High Quality With On-Time Delivery

Printed Pins Artwork Guidelines


Artwork should be at least 400 dpi at label size. So, if your art is for a 1” square pin and you send us art that is 1” x 1” and 400 dpi, that will be fine. Likewise, if you send art that is 10” x 10” and 40 dpi, that will also be fine because it will scale up to 400 dpi at a 1” size.

Color Model

Artwork should be submitted in CMYK mode, because that is how the art is printed. Artwork submitted in RGB mode will be accepted, but the color accuracy may be more unpredictable. We highly recommend the use of Pantone Matching System colors in your art in order to reproduce the colors you require.

File Formats Accepted - Vector Art

We prefer to receive art in one of the following four vector formats (in order of preference):

  • Adobe Illustrator (Any version)
  • EPS (Any version)
  • PDF (Any version)

File Formats Accepted - Raster Art

We prefer to receive art in one of the following three raster formats:

  • TIF
  • JPG
  • PSD


It is critical that you either convert all fonts (type) to outlines whenever possible, or include the fonts with your file. Not doing this will result in a delay to your order as we will request that you resubmit art with the fonts outlined or included, or an extra charge if we need to match and purchase the font required.

Embedded Images

We ask that all linked files be embedded in the art before sending to us. Files not embedded may result in delays to your order if we need to request linked files.

Bleed/safe area

Printed Pin Artwork Guideline 1

This file shows us where to put the dieline.
Note that it also includes sufficient bleed area around the border.
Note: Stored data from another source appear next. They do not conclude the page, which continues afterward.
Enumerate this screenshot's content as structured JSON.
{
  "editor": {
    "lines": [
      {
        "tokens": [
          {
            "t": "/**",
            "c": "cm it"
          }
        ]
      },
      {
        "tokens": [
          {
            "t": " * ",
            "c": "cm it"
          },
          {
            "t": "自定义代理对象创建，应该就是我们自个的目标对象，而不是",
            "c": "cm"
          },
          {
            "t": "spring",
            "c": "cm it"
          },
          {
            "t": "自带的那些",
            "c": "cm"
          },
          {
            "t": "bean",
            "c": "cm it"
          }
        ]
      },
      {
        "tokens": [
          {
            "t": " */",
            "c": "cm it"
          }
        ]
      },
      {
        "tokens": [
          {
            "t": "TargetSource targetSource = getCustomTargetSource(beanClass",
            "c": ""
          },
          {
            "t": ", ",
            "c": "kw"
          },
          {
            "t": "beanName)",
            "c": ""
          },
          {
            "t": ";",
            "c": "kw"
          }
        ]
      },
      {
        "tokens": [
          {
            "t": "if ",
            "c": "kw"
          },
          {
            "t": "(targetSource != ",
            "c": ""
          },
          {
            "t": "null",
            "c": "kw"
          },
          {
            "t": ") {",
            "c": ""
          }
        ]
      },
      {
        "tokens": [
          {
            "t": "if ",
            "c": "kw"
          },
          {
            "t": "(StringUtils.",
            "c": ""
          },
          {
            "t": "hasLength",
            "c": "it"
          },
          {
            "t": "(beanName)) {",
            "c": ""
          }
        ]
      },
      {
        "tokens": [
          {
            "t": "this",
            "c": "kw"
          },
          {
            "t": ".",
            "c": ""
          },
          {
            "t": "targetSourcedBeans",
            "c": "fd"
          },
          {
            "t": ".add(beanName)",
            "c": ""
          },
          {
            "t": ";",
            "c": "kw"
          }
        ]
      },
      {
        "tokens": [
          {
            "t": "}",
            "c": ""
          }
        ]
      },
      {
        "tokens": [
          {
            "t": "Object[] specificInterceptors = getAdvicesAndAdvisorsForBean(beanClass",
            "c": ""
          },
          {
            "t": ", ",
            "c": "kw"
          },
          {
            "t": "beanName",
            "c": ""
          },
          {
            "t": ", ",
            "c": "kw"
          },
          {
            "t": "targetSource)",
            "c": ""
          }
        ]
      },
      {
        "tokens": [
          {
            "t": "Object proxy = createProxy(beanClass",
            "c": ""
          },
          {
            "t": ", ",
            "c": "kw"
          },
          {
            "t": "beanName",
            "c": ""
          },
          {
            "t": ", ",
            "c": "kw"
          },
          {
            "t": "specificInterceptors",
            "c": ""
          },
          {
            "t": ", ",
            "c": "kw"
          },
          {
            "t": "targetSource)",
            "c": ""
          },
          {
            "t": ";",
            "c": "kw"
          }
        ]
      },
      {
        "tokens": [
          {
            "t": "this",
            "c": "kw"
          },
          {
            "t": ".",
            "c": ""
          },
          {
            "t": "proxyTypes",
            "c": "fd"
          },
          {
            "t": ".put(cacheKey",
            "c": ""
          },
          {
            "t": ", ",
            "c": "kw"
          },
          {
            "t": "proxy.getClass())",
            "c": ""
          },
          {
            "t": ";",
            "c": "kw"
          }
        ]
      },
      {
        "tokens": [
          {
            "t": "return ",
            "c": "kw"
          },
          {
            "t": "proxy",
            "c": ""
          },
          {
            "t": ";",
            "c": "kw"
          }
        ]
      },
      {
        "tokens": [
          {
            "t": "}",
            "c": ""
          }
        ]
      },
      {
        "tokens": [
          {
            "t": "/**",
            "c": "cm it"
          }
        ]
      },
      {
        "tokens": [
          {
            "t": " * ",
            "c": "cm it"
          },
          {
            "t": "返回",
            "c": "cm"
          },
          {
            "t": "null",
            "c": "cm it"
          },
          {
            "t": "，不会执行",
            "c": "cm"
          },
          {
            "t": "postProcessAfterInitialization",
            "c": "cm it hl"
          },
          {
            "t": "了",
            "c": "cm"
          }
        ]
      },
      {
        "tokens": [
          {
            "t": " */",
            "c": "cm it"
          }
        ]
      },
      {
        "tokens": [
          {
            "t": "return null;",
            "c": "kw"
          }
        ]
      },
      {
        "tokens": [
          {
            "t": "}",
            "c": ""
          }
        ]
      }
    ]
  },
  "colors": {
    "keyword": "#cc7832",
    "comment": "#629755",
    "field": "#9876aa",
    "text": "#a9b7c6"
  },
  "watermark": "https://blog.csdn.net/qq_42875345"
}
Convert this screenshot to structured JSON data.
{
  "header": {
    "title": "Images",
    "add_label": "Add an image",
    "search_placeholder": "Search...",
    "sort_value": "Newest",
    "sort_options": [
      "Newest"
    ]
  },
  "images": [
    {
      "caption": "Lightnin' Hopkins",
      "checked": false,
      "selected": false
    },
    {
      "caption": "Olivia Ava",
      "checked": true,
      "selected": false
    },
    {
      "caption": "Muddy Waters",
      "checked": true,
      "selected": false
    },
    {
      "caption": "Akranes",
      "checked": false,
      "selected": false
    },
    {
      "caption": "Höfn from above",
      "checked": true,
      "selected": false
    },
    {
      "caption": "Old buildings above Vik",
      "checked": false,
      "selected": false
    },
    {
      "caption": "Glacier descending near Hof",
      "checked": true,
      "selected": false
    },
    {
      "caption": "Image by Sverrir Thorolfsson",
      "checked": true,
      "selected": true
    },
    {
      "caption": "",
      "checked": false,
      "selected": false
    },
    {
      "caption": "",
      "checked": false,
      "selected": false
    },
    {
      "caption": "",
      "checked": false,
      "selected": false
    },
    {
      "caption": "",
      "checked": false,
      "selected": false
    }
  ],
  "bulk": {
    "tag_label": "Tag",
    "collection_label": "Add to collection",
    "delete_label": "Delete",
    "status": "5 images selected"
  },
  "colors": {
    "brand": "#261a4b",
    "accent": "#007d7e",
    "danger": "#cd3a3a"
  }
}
Printed Pin Artwork Guideline 2

This file is what we would actually use to produce your label.
It contains no extra lines or markups.

It is critical that your art contains a proper bleed/safe area. We require a safe area of .018” inside the dieline, and a bleed area of .018” outside the dieline. This means that you should not put any important design elements (including text) any closer than .018” from the dieline. It also means that you should have a bleed area around the outside of the dieline that extends the color around the perimeter of your art for another .018”.

These requirements are there to protect your art in case, in the process of cutting your label shape, the cutter drifts at all. This is a normal part of diecutting, and the best way to prevent the cutting off of any important text or graphic elements, or the showing of any plain white around the outside of your label, is to properly set up your art with a safe area and bleed area.